I want to thank every student who responded to the National Student Safety Survey. Your contribution helps us make change, recognise where well-intentioned measures may have fallen short and see where there are meaningful signs of progress and change.
Any instance of sexual harassment or sexual assault is one too many. We acknowledge what survivors have endured and how those incidents may have affected their relationships, mental health, studies, and lives.
Charles Sturt University renews its pledge to those survivors, its present and future students, and to its wider communities, to take every available measure to eliminate sexual assault or sexual harassment. We believe every person who attends university has the right to be safe and to be treated with respect, dignity and fairness.
In addition to extensive reporting and counselling options for survivors, including around-the-clock hotlines, the University has in place a wide range of measures aimed at preventing sexual assault and sexual harassment, including education and training programs for staff and students and security personnel in place on all our campuses.
Unfortunately, these measures are not yet 100 per cent effective, just as they are not 100 per cent effective in Australian society, and regional Australia in particular, where the prevalence of sexual crime is higher still. But we promise to continue working with the goal of eliminating sexual assault and sexual harassment entirely.

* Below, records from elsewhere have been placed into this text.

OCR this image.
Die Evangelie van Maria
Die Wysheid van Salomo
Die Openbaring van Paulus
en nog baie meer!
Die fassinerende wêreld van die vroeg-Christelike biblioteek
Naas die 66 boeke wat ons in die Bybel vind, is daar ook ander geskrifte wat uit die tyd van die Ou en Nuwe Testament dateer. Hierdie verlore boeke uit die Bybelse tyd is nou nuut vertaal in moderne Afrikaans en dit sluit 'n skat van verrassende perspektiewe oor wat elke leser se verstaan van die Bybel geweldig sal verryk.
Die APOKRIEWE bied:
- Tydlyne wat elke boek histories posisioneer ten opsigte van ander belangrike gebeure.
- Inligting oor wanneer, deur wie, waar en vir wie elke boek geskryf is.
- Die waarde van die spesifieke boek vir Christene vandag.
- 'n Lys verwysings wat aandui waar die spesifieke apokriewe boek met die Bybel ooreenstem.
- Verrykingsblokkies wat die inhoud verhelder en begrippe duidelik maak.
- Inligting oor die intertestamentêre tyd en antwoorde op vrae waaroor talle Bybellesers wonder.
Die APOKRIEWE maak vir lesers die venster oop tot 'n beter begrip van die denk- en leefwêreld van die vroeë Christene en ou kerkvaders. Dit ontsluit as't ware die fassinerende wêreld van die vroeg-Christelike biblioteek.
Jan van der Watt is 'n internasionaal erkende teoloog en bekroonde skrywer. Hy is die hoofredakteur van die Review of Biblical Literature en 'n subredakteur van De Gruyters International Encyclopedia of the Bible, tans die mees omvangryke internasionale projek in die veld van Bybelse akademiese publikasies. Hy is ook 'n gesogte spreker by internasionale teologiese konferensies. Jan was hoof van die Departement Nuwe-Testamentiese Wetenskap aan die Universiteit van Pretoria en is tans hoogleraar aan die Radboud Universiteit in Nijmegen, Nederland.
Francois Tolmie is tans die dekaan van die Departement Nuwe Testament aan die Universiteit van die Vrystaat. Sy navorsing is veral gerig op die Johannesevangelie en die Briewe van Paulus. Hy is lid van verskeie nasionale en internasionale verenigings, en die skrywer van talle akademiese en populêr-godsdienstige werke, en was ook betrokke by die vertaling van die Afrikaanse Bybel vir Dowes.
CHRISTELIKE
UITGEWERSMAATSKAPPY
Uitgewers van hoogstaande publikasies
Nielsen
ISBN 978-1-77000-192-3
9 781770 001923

As a university, our core purpose is to educate. Reporting systems and counselling services are important, but education and culture change are key to eliminating sexual assault and sexual harassment. It is not enough that survivors learn how to protect themselves, rather it is critical that those who perpetrate sexual harassment or sexual assault understand that this behaviour is unacceptable.
We have already started delivering a series of workshops to residential student leaders and cohorts of students. These workshops are teaching students how to: ensure consent; have a confidential conversation; report sexual misconduct; be safe on campus; and call out harassment.
It is part of our role to educate our students to conduct themselves in respectful and inclusive ways. If we can do this better, we will not only improve the safety of our students but help tackle this problem in our communities and across Australia.